Pauli exclusion principle in an electron beam Do electrons in an electron beam (cathode ray) follow the Pauli exclusion principle? Or in other words, does the Pauli exclusion principle apply for the beam of electrons?
 A: If by the exclusion principle you mean that the total wave function is anti-symmetric under particle exchange, then yes.
A: A cathode ray tube where the electrons are randomly ejected and are not constrained in space  the Pauli exclusion seems irrelevant..
In structured beams though, things may be different:

The Pauli Exclusion Principle places a fundamental limit on the brightness of an electron beam.  Developing a cathode which can reach this limit is useful for achieving maximum operation in current applications of electron beams, but also opens new areas of physics to be explored.  When the phase space  of the electron beam is filled to the maximum density, the electrons will experience a degeneracy
  pressure, similar to that which keeps a neutron star from collapsing. One promising source or a quantum degenerate beam is field emission from adsorbates on carbon nanotubes.  Adsorbates have been shown to provide several orders of magnitude enhancement to emission brightness, which approaches the degeneracy limit. We have developed experiments to test various adsorbates, in order to find those which bind tightest and provide the largest enhancement in brightness.  Continuing work to discover better adsorbates should soon allow for the generation of a quantum degenerate electron beam .

So it seems to be an aim, to reach the degeneracy limit given by the Pauli exclusion principle.
A: Yes, it must do.
The available number of quantum states per unit volume for an electron is given by
$$ g(p)\ dp = \frac{8 \pi p^2}{h^3}\ dp\  ,$$
where $p$ is the particle momentum.
If we have a beam of particles with a spread of momentum $\Delta p$ around a mean value $p$, then the maximum number density that those particles can have is
$$ n_{\rm max} \simeq \frac{8\pi p^2}{h^3}\ \Delta p$$
To increase the number density of particles you must either allow them to have a broader spread of momentum or increase the average momentum.

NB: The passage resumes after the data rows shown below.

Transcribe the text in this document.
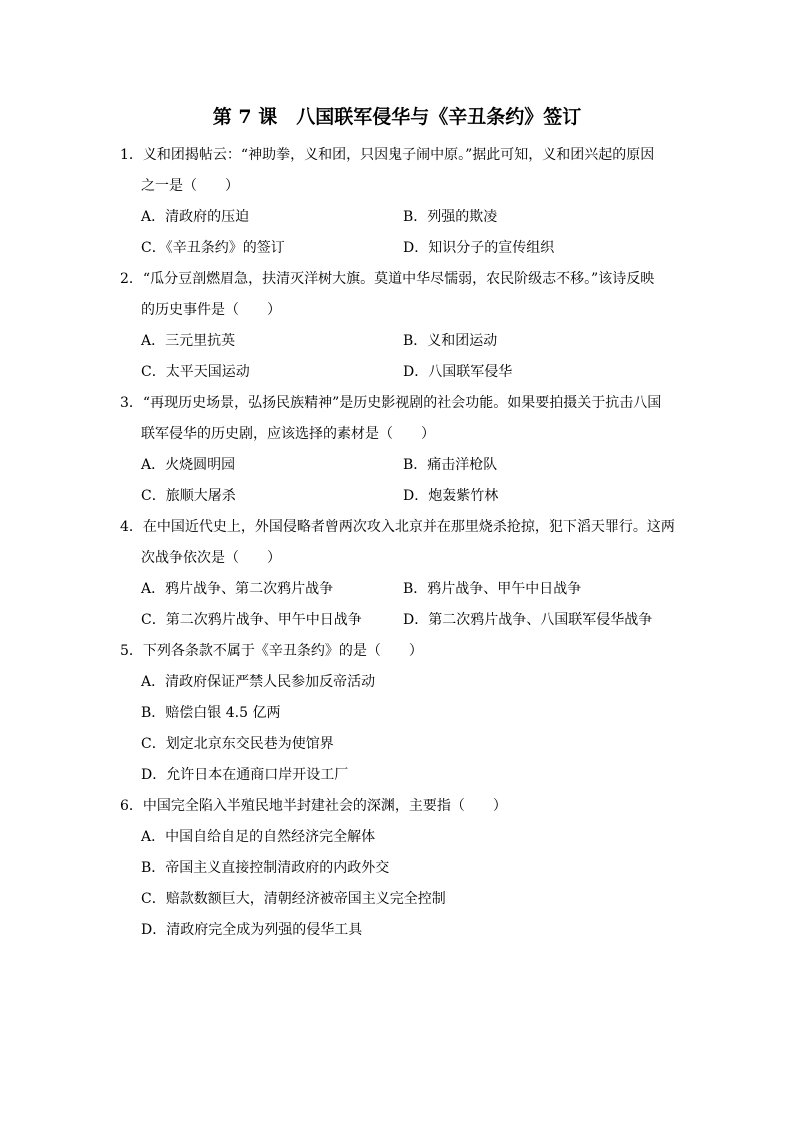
第 7 课　八国联军侵华与《辛丑条约》签订
1．义和团揭帖云：“神助拳，义和团，只因鬼子闹中原。”据此可知，义和团兴起的原因
之一是（　　）
A．清政府的压迫	B．列强的欺凌
C．《辛丑条约》的签订	D．知识分子的宣传组织
2．“瓜分豆剖燃眉急，扶清灭洋树大旗。莫道中华尽懦弱，农民阶级志不移。”该诗反映
的历史事件是（　　）
A．三元里抗英	B．义和团运动
C．太平天国运动	D．八国联军侵华
3．“再现历史场景，弘扬民族精神”是历史影视剧的社会功能。如果要拍摄关于抗击八国
联军侵华的历史剧，应该选择的素材是（　　）
A．火烧圆明园	B．痛击洋枪队
C．旅顺大屠杀	D．炮轰紫竹林
4．在中国近代史上，外国侵略者曾两次攻入北京并在那里烧杀抢掠，犯下滔天罪行。这两
次战争依次是（　　）
A．鸦片战争、第二次鸦片战争	B．鸦片战争、甲午中日战争
C．第二次鸦片战争、甲午中日战争	D．第二次鸦片战争、八国联军侵华战争
5．下列各条款不属于《辛丑条约》的是（　　）
A．清政府保证严禁人民参加反帝活动
B．赔偿白银 4.5 亿两
C．划定北京东交民巷为使馆界
D．允许日本在通商口岸开设工厂
6．中国完全陷入半殖民地半封建社会的深渊，主要指（　　）
A．中国自给自足的自然经济完全解体
B．帝国主义直接控制清政府的内政外交
C．赔款数额巨大，清朝经济被帝国主义完全控制
D．清政府完全成为列强的侵华工具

The limit on number density will in turn lead to a limit on the current density that can be carried by the beam. If for simplicity we consider non-relativistic electrons with $p \ll m_e c$, then $J = nep/m_e$ and
$$J_{\rm max} = \frac{16 \pi e m_e}{h^3} E\ \Delta E,$$
where $E$ is the electron kinetic energy.
For example, imagine a 100 keV electron beam, collimated so that all the electrons have energies within 1 eV. The maximum current density would be about $6 \times 10^{19}$ A/m$^2$ and the electron number density would be $ \sim 10^{30}$ m$^{-3}$ !
All this of course ignores the vast Coulomb repulsion you would have to overcome in assembling such a beam.